Whatever the true nature of the song, we may never know. The Beatles were ever-secretive about their true feelings of their own works, and maintained an ever-present suspicion and cynicism of the American media. However, this two-and-a-half minute masterpiece contains much more depth than the literal interpretation of the lyrics. Father Mackenzie took her down, but did she go to Strawberry Fields? Perhaps it was necessary for her to bid the world goodbye, that the Father might say hello. Perhaps we should just let it be and enjoy the music. Where do we all come from? Where do we all belong? Perhaps she alone knew. Ah, look at all the lonely people. Where do they all come from? Where do any of us come from?

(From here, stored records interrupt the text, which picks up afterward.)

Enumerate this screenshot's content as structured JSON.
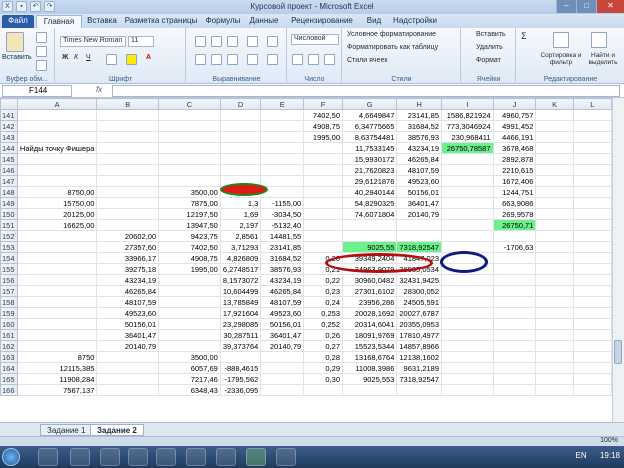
{
  "app": {
    "title": "Курсовой проект - Microsoft Excel",
    "qat_buttons": [
      "save",
      "undo",
      "redo"
    ]
  },
  "ribbon_tabs": [
    "Файл",
    "Главная",
    "Вставка",
    "Разметка страницы",
    "Формулы",
    "Данные",
    "Рецензирование",
    "Вид",
    "Надстройки"
  ],
  "ribbon": {
    "paste_label": "Вставить",
    "clipboard_label": "Буфер обм...",
    "font_name": "Times New Roman",
    "font_size": "11",
    "font_group_label": "Шрифт",
    "align_group_label": "Выравнивание",
    "number_format": "Числовой",
    "number_group_label": "Число",
    "styles": [
      "Условное форматирование",
      "Форматировать как таблицу",
      "Стили ячеек"
    ],
    "styles_group_label": "Стили",
    "cells": [
      "Вставить",
      "Удалить",
      "Формат"
    ],
    "cells_group_label": "Ячейки",
    "edit": [
      "Сортировка и фильтр",
      "Найти и выделить"
    ],
    "edit_group_label": "Редактирование"
  },
  "formula_bar": {
    "name_box": "F144",
    "fx": "fx",
    "value": ""
  },
  "columns": [
    "",
    "A",
    "B",
    "C",
    "D",
    "E",
    "F",
    "G",
    "H",
    "I",
    "J",
    "K",
    "L"
  ],
  "rows": [
    {
      "n": "141",
      "cells": [
        "",
        "",
        "",
        "",
        "",
        "7402,50",
        "4,6649847",
        "23141,85",
        "1586,821924",
        "4960,757",
        "",
        ""
      ]
    },
    {
      "n": "142",
      "cells": [
        "",
        "",
        "",
        "",
        "",
        "4908,75",
        "6,34775665",
        "31684,52",
        "773,3046924",
        "4991,452",
        "",
        ""
      ]
    },
    {
      "n": "143",
      "cells": [
        "",
        "",
        "",
        "",
        "",
        "1995,00",
        "8,63754481",
        "38576,93",
        "230,968411",
        "4466,191",
        "",
        ""
      ]
    },
    {
      "n": "144",
      "cells": [
        "Найды точку Фишера",
        "",
        "",
        "",
        "",
        "",
        "11,7533145",
        "43234,19",
        "26750,78587",
        "3678,468",
        "",
        ""
      ]
    },
    {
      "n": "145",
      "cells": [
        "",
        "",
        "",
        "",
        "",
        "",
        "15,9930172",
        "46265,84",
        "",
        "2892,878",
        "",
        ""
      ]
    },
    {
      "n": "146",
      "cells": [
        "",
        "",
        "",
        "",
        "",
        "",
        "21,7620823",
        "48107,59",
        "",
        "2210,615",
        "",
        ""
      ]
    },
    {
      "n": "147",
      "cells": [
        "",
        "",
        "",
        "",
        "",
        "",
        "29,6121876",
        "49523,60",
        "",
        "1672,406",
        "",
        ""
      ]
    },
    {
      "n": "148",
      "cells": [
        "8750,00",
        "",
        "3500,00",
        "1",
        "",
        "",
        "40,2940144",
        "50156,01",
        "",
        "1244,751",
        "",
        ""
      ]
    },
    {
      "n": "149",
      "cells": [
        "15750,00",
        "",
        "7875,00",
        "1,3",
        "-1155,00",
        "",
        "54,8290325",
        "36401,47",
        "",
        "663,9086",
        "",
        ""
      ]
    },
    {
      "n": "150",
      "cells": [
        "20125,00",
        "",
        "12197,50",
        "1,69",
        "-3034,50",
        "",
        "74,6071804",
        "20140,79",
        "",
        "269,9578",
        "",
        ""
      ]
    },
    {
      "n": "151",
      "cells": [
        "16625,00",
        "",
        "13947,50",
        "2,197",
        "-5132,40",
        "",
        "",
        "",
        "",
        "26750,71",
        "",
        ""
      ]
    },
    {
      "n": "152",
      "cells": [
        "",
        "20602,00",
        "9423,75",
        "2,8561",
        "14481,55",
        "",
        "",
        "",
        "",
        "",
        "",
        ""
      ]
    },
    {
      "n": "153",
      "cells": [
        "",
        "27357,60",
        "7402,50",
        "3,71293",
        "23141,85",
        "",
        "9025,55",
        "7318,92547",
        "",
        "-1706,63",
        "",
        ""
      ]
    },
    {
      "n": "154",
      "cells": [
        "",
        "33966,17",
        "4908,75",
        "4,826809",
        "31684,52",
        "0,20",
        "39349,2404",
        "41847,023",
        "",
        "",
        "",
        ""
      ]
    },
    {
      "n": "155",
      "cells": [
        "",
        "39275,18",
        "1995,00",
        "6,2748517",
        "38576,93",
        "0,21",
        "34963,9079",
        "36935,0534",
        "",
        "",
        "",
        ""
      ]
    },
    {
      "n": "156",
      "cells": [
        "",
        "43234,19",
        "",
        "8,1573072",
        "43234,19",
        "0,22",
        "30960,0482",
        "32431,9425",
        "",
        "",
        "",
        ""
      ]
    },
    {
      "n": "157",
      "cells": [
        "",
        "46265,84",
        "",
        "10,604499",
        "46265,84",
        "0,23",
        "27301,6102",
        "28300,052",
        "",
        "",
        "",
        ""
      ]
    },
    {
      "n": "158",
      "cells": [
        "",
        "48107,59",
        "",
        "13,785849",
        "48107,59",
        "0,24",
        "23956,286",
        "24505,591",
        "",
        "",
        "",
        ""
      ]
    },
    {
      "n": "159",
      "cells": [
        "",
        "49523,60",
        "",
        "17,921604",
        "49523,60",
        "0,253",
        "20028,1692",
        "20027,6787",
        "",
        "",
        "",
        ""
      ]
    },
    {
      "n": "160",
      "cells": [
        "",
        "50156,01",
        "",
        "23,298085",
        "50156,01",
        "0,252",
        "20314,6041",
        "20355,0953",
        "",
        "",
        "",
        ""
      ]
    },
    {
      "n": "161",
      "cells": [
        "",
        "36401,47",
        "",
        "30,287511",
        "36401,47",
        "0,26",
        "18091,9769",
        "17810,4977",
        "",
        "",
        "",
        ""
      ]
    },
    {
      "n": "162",
      "cells": [
        "",
        "20140,79",
        "",
        "39,373764",
        "20140,79",
        "0,27",
        "15523,5344",
        "14857,8966",
        "",
        "",
        "",
        ""
      ]
    },
    {
      "n": "163",
      "cells": [
        "8750",
        "",
        "3500,00",
        "",
        "",
        "0,28",
        "13168,6764",
        "12138,1602",
        "",
        "",
        "",
        ""
      ]
    },
    {
      "n": "164",
      "cells": [
        "12115,385",
        "",
        "6057,69",
        "-888,4615",
        "",
        "0,29",
        "11008,3986",
        "9631,2189",
        "",
        "",
        "",
        ""
      ]
    },
    {
      "n": "165",
      "cells": [
        "11908,284",
        "",
        "7217,46",
        "-1795,562",
        "",
        "0,30",
        "9025,553",
        "7318,92547",
        "",
        "",
        "",
        ""
      ]
    },
    {
      "n": "166",
      "cells": [
        "7567,137",
        "",
        "6348,43",
        "-2336,095",
        "",
        "",
        "",
        "",
        "",
        "",
        "",
        ""
      ]
    }
  ],
  "sheets": [
    "Задание 1",
    "Задание 2"
  ],
  "status": {
    "zoom": "100%"
  },
  "taskbar": {
    "lang": "EN",
    "time": "19:18"
  },
  "colors": {
    "highlight_green": "#6cf08c",
    "red_mark": "#e01818",
    "green_oval": "#1a8a1a",
    "red_oval": "#b01010",
    "blue_oval": "#0a1a80"
  }
}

Added by request, the complete original lyrics:

“Eleanor Rigby” — (Lennon*/McCartney)
Originally available on Revolver (1966). Also available on Beatles ’62-66 (1993), and 1 (2000).

Ah, look at all the lonely people
Ah, look at all the lonely people

Eleanor Rigby
Picks up the rice in the church where a wedding has been
Lives in a dream
Waits at the window,
Wearing the face that she keeps in a jar by the door
Who is it for?

All the lonely people
Where do they all come from ?
All the lonely people
Where do they all belong?

Father Mckenzie
Writing the words of a sermon that no one will hear
No one comes near.
Look at him working,
Darning his socks in the night when there’s nobody there
What does he care?

All the lonely people
Where do they all come from?
All the lonely people
Where do they all belong?
Ah, look at all the lonely people
Ah, look at all the lonely people

Eleanor Rigby
Died in the church and was buried along with her name
Nobody came
Father Mckenzie
Wiping the dirt from his hands as he walks from the grave
No one was saved

All the lonely people
Where do they all come from?
All the lonely people
Where do they all belong?

*Although the Lennon/McCartney writing credit is a Beatles trademark, the two rarely collaborated after 1965. John Lennon had absolutely nothing to do with the composition/recording of this particular song. The vocal harmonies are Paul, multitracking himself, and the string quartet was made up of session musicians. In fact, Paul is the only “Beatle” in the song.